Of course, history, which leftists ignore in order to continue believing their theories, demonstrates that where leftist schemes have been implemented they haven’t delivered heaven. What they’ve delivered is misery, poverty, tyranny, and death (You could look it up — see the Soviet Union and Eastern Europe under same, various people’s republics, Cambodia under Pol Pot, et al). The central ideas of the left are old ones, and they’ve failed over and over again.
In the United States, where we’ve not suffered the kind of full-bore leftist regimes that have existed elsewhere, the results have been less calamitous. But Mr. Flynn is convincing in arguing that the leftism of the New Deal and its smothering “expert” commissars made the Great Depression deeper and made it last longer than it otherwise would have. And he chronicles how adopting the left’s approach to crime and punishment beginning in the sixties led to the biggest crime wave in the nation’s history.
Leftist movements have ever been long on intellectuals and leisure-class idlers, but short on farmers and mechanics, which is largely why they fail, everyone being too busy talking when the crops need to be tended or the wagons need to be fixed. Karl Marx, an icon of the left who promoted himself and his theories as saviors of the working man, was never in a mill or a mine in his life.
Marx, and countless children of privilege who’ve attempted to pump meaning into otherwise pointless lives by involving themselves in various schemes to improve the working classes, never did a day’s work in their lives. This explains why real workers, whose lives are tied to reality as those of their alleged benefactors hardly ever are, have rarely been enthusiastic about leftist schemes not related to improving working conditions. Airy notions about improving the lot of Man, or exotic sexual practices, have never gotten much traction here.

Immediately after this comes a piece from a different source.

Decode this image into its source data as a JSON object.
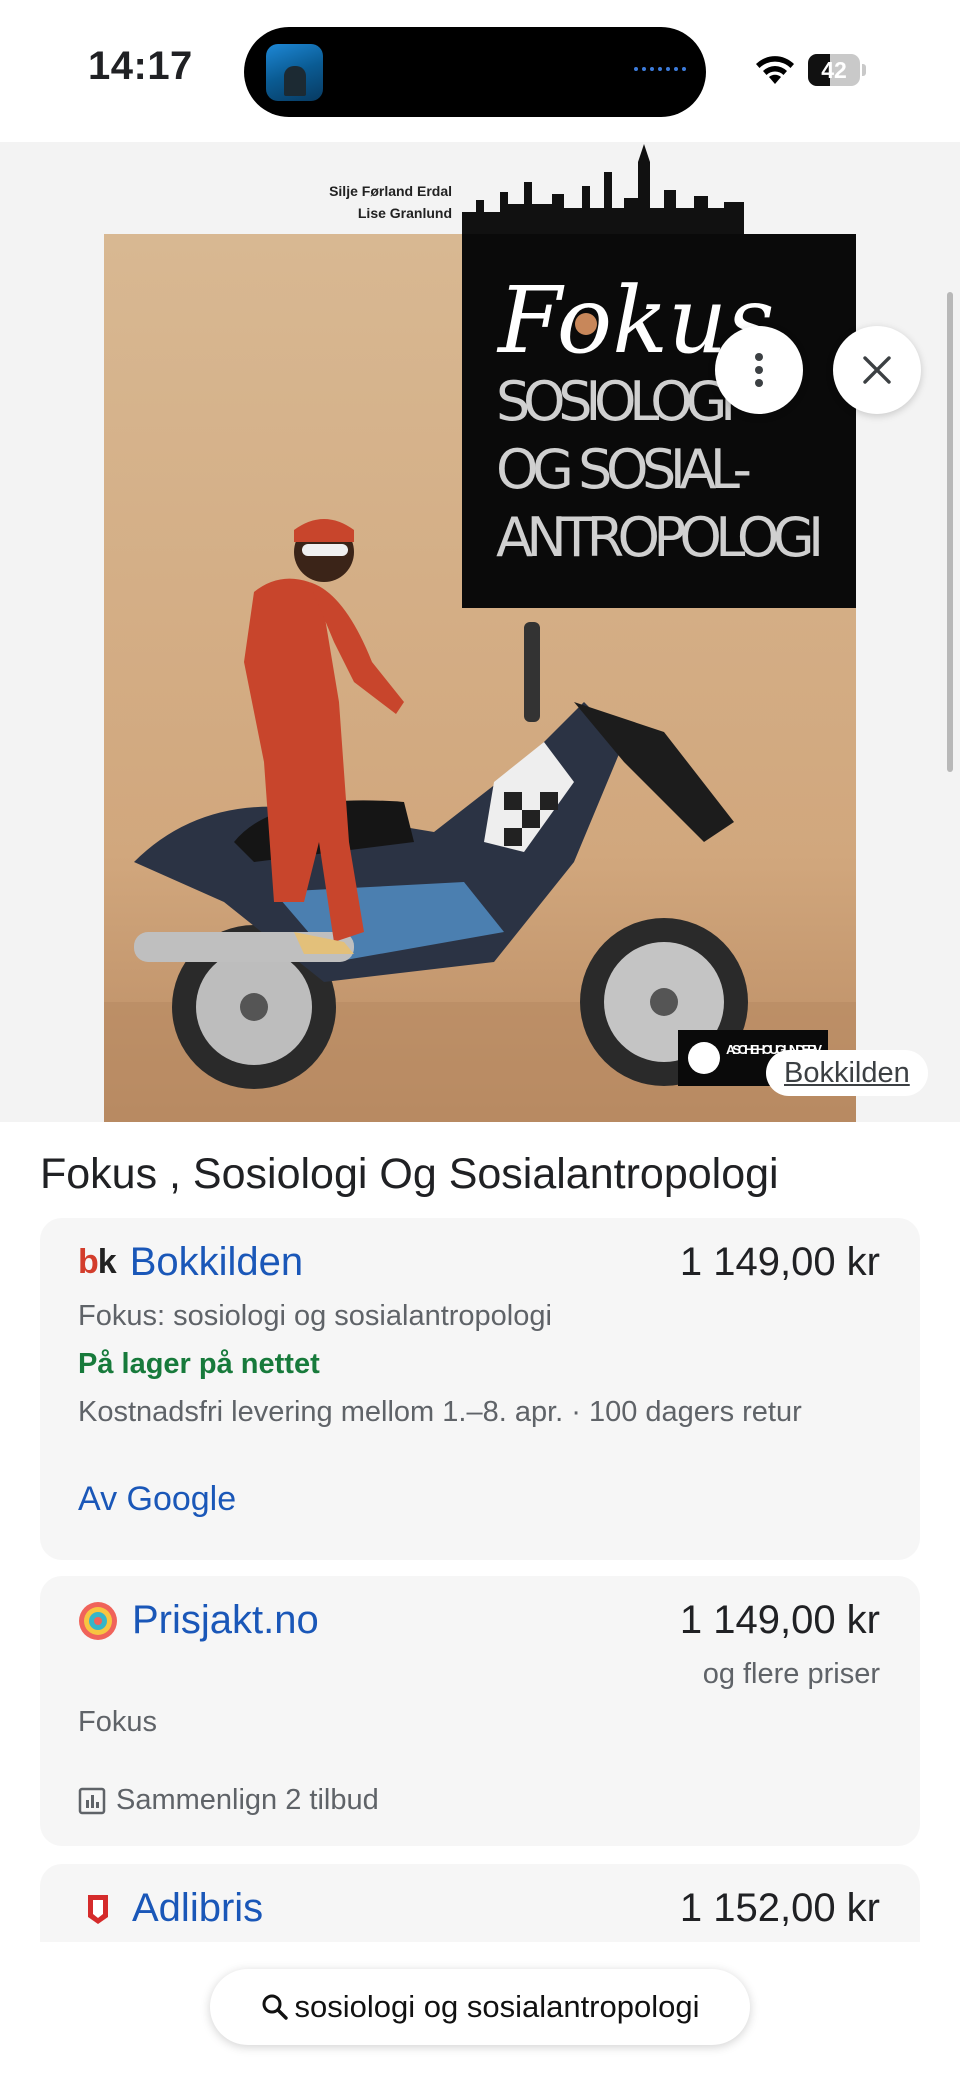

“History of the American Left” is exhaustively-researched, thoroughly-detailed and clearly-written. Readers will gain an understanding of the core differences between the various leftist approaches to life and governance, which stand in stark contrast to those of the conservative side, which are based less on theory than on tradition and rely more on personal initiative than on government micro-management.
Larry Thornberry is a writer living in Tampa.